Pronews 7 received two emails from concerned students and their family members, angry over what they said is negligence on Amarillo College's part to keep the program running and properly and leaving them high and dry. So Pronews 7 went in search for answers from both Amarillo College and the Federal Aviation Administration.
As Chris Johnson sifts through what is left of his classroom on the Amarillo College East Campus, he and his classmates are worried that their college plans might not turn out the way they had hoped. They tell Pronews 7 it was earlier this week their counselor broke the news they would not be allowed to finish their final week.
"The counselor and the director came in and they told us kind of what know for a year that the FAA has stepped in told them they need to shut it down," said AC student, Chris Johnson.
Pronews 7 spoke with Amarillo College and the FAA. Both say it was the college's decision to suspend the program to make improvements to it.
"We have voluntarily suspended our program because we're moving into the new space and we're working with the FAA to make sure the new space is in compliance with their regulations," said Vice President for Academic Affairs, Russell Lowery-Hart.

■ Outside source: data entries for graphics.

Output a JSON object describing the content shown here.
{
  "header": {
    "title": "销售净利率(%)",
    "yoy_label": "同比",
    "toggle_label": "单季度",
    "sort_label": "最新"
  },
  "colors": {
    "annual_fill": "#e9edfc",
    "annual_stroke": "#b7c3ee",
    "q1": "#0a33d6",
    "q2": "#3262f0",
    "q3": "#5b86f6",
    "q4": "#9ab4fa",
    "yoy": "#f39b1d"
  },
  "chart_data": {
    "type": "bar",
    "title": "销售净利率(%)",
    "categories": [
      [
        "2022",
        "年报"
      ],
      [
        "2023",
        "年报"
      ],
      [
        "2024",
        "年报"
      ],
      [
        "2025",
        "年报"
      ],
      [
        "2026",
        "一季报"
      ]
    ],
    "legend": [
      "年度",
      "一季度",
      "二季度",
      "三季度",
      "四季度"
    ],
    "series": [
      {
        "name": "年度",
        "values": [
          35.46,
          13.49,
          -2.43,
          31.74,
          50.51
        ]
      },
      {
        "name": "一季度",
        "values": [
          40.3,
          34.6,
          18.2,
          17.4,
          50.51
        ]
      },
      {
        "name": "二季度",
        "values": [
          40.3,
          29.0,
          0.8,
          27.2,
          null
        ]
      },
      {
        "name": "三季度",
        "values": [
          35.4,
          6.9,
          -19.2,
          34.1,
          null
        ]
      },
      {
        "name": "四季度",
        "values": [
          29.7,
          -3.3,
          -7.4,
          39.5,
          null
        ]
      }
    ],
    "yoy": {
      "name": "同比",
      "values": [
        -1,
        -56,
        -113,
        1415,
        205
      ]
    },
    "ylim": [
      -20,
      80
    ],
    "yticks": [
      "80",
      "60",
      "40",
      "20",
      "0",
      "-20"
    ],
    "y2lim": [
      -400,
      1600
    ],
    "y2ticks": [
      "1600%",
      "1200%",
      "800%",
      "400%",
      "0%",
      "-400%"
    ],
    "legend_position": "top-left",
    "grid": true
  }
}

Students also expressed their anger over what they're calling a wasted summer semester trying to earn their degree. They say now they're set back.
"It's heart breaking I was really looking forward to getting this thing done and over with and starting my life," said AC student, David Booe.

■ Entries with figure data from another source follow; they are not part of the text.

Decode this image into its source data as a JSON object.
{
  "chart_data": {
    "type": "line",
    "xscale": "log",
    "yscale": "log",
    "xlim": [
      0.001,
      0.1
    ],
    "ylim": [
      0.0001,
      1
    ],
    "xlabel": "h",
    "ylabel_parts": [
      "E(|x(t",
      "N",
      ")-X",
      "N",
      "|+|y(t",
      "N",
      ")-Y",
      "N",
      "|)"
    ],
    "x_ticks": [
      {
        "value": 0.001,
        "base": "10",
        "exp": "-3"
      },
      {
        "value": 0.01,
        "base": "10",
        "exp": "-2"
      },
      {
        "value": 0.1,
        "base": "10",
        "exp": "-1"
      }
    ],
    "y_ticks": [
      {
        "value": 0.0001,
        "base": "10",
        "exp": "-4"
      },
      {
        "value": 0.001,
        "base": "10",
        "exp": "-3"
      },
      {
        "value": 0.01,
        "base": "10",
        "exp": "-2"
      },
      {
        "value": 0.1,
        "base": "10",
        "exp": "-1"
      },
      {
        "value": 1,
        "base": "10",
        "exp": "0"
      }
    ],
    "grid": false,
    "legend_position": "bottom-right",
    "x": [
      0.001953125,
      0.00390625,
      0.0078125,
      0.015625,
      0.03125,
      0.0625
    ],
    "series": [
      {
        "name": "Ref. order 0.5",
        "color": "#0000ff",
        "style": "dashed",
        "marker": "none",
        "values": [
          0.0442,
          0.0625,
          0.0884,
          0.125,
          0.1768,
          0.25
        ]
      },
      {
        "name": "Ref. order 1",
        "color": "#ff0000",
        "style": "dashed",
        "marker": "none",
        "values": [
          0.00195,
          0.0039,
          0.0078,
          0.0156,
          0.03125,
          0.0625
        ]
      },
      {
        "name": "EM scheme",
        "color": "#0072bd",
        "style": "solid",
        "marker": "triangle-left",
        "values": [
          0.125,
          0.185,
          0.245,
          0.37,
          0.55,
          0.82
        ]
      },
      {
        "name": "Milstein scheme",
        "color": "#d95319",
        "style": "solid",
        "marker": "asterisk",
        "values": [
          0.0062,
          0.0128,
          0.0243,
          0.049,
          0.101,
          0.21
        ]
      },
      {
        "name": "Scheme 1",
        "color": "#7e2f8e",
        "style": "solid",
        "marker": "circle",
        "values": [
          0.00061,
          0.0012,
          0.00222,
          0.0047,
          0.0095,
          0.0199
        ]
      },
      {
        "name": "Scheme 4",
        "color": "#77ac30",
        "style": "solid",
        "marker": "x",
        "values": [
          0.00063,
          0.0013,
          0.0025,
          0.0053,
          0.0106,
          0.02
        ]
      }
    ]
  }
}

However, Amarillo College officials say this should have no impact on these students graduating on time.
"Students that are seeking a degree there won't be specific classes this summer for them to take in aviation, but there are other classes they can take toward their associates degree, core classes. Their aid won't be affected, their time degree won't be affected," said Lowery-Hart.
Amarillo College officials did say the students confusion and anger comes from miss-communication on the college's part, and they're working to fix it.

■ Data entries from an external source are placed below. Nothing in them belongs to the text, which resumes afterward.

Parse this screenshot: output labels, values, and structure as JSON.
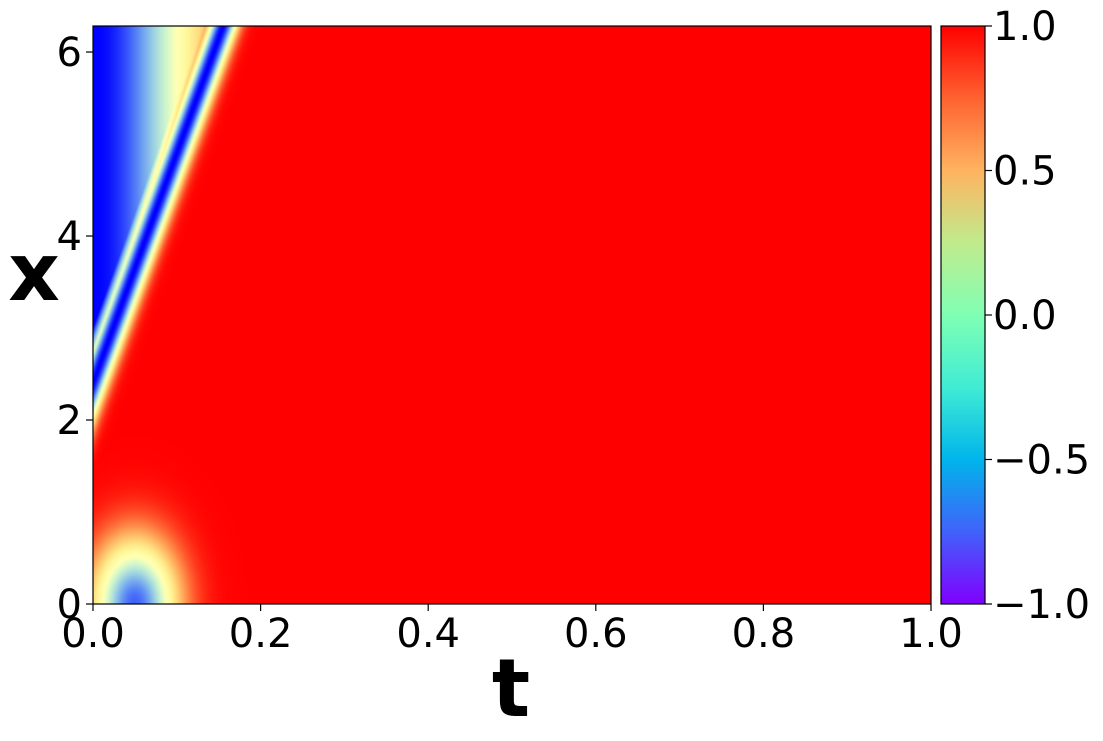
{
  "chart_data": {
    "type": "heatmap",
    "title": "",
    "xlabel": "t",
    "ylabel": "x",
    "xlim": [
      0.0,
      1.0
    ],
    "ylim": [
      0.0,
      6.283
    ],
    "x_ticks": [
      0.0,
      0.2,
      0.4,
      0.6,
      0.8,
      1.0
    ],
    "x_tick_labels": [
      "0.0",
      "0.2",
      "0.4",
      "0.6",
      "0.8",
      "1.0"
    ],
    "y_ticks": [
      0,
      2,
      4,
      6
    ],
    "y_tick_labels": [
      "0",
      "2",
      "4",
      "6"
    ],
    "colorbar": {
      "range": [
        -1.0,
        1.0
      ],
      "ticks": [
        1.0,
        0.5,
        0.0,
        -0.5,
        -1.0
      ],
      "tick_labels": [
        "1.0",
        "0.5",
        "0.0",
        "−0.5",
        "−1.0"
      ],
      "colormap": "rainbow",
      "placement": "right"
    },
    "features": [
      {
        "description": "low-value band",
        "t": 0.02,
        "x": 6.2,
        "value": -1.0
      },
      {
        "description": "low-value band",
        "t": 0.02,
        "x": 5.0,
        "value": -1.0
      },
      {
        "description": "low-value spot",
        "t": 0.05,
        "x": 0.05,
        "value": -0.7
      },
      {
        "description": "plateau",
        "t": 0.5,
        "x": 3.0,
        "value": 1.0
      }
    ],
    "grid": false
  },
  "colors": {
    "background": "#ffffff",
    "axis": "#000000",
    "max_color": "#ff0000",
    "min_color": "#8000ff"
  }
}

"We've sent an additional email this afternoon and will be meeting with them next week in person just to clarify because the program will be bigger and better they'll actually benefit from the changes that we're making".
Amarillo College officials also said they were not aware of the issues these students were facing until Pronews 7 brought their concerns to their attention. Russell Lowery-Hart said when this project is finished there will be new equipment and the students will be working out of two airplane hangers rather than one. He also stressed the program will be back in the Fall with all the upgrades made. Pronews 7 will follow up.